In studies of HLA-G molecules, progesterone is also shown to be correlated with expression of HLA-G molecules on cell surfaces. Progesterone upregulates HLA-G molecules via a novel progesterone response element (PRE), which is located on promoter of HLA-G genes in JEG-3 cell models and shares to 60% similarity to mouse mammary tumor virus PRE [67]. Within the element, it can enhance HLA-G expression on JEG-3 carcinoma cells and human cytotrophoblast cells in vitro [68]. What’s more, normal human endothelial cells of heart vessel and smooth muscle cells do not present HLA-G molecules on their surface or in the cytoplasm, but they are able to present the molecules after progesterone treatment [69]. Thus, HLA-G is likely to be another intermediary molecule involved in progesterone-mediated indirect modulation of uNK cells.

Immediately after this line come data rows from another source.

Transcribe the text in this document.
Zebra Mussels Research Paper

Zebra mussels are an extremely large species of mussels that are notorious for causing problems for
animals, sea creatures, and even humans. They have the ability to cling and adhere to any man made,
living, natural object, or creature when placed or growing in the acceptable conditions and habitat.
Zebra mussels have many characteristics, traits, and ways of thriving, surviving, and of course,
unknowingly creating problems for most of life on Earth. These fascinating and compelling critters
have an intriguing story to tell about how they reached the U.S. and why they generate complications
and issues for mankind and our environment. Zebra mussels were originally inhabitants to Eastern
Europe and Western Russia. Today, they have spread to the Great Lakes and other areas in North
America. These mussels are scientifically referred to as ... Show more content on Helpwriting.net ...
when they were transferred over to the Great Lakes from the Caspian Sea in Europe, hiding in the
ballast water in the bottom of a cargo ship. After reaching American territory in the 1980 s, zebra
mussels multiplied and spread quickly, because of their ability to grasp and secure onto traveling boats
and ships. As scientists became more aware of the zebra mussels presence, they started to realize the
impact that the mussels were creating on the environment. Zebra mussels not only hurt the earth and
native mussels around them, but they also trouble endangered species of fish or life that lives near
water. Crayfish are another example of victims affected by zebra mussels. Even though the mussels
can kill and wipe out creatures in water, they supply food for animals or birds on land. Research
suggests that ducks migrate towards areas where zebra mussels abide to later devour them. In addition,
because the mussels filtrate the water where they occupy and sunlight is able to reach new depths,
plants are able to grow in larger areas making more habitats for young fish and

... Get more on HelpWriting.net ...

Unlike classical MHC class Ιa molecules, HLA-G molecules are exclusively expressed by fetus-derived cells like extravillous cytotrophoblast cells or chorionic endothelial cells in the maternal-fetal interface [9, 70]. In addition, their presence in endometrial stroma cells, which are maternal-derived, has also been proved [71]. However, not all HLA-G molecules are expressed on cell surface. Some alternative splice transcripts of HLA-G mRNA lack exons encoding transmembrane or cytoplasmic translated domains and are translated as soluble forms [72]. For NK cells, they only have 2 types of receptors for HLA-G molecules: one is ILT2 for membrane-bound isoforms; the other is KIR2DL4 for soluble isoforms [73, 74]. Despite of different isoforms, engagement of HLA-G molecules yields completely the same consequence that HLA-G molecules inhibit cytotoxicity of uNK cells and increase the secretion of IL-6, IL-8, and TNF-α, which play roles in spiral artery modification [75]. HLA-G molecules also can reduce cytotoxicity of uNK cells without the help of their cell surface receptors. A leader peptide derived from HLA-G molecules can bind to HLA-E molecules on cell surface and stabilize their expression. The corresponding receptor of HLA-E that is highly expressed on uNK cells is NKG-2A. NKG-2A is an inhibitory receptor and present on uNK cells in a complex with CD94 [76]. Thus, HLA-G molecules can indirectly activate inhibitory NKG-2A/CD94 to reduce uNK cell cytotoxicity by promoting HLA-E molecules expression.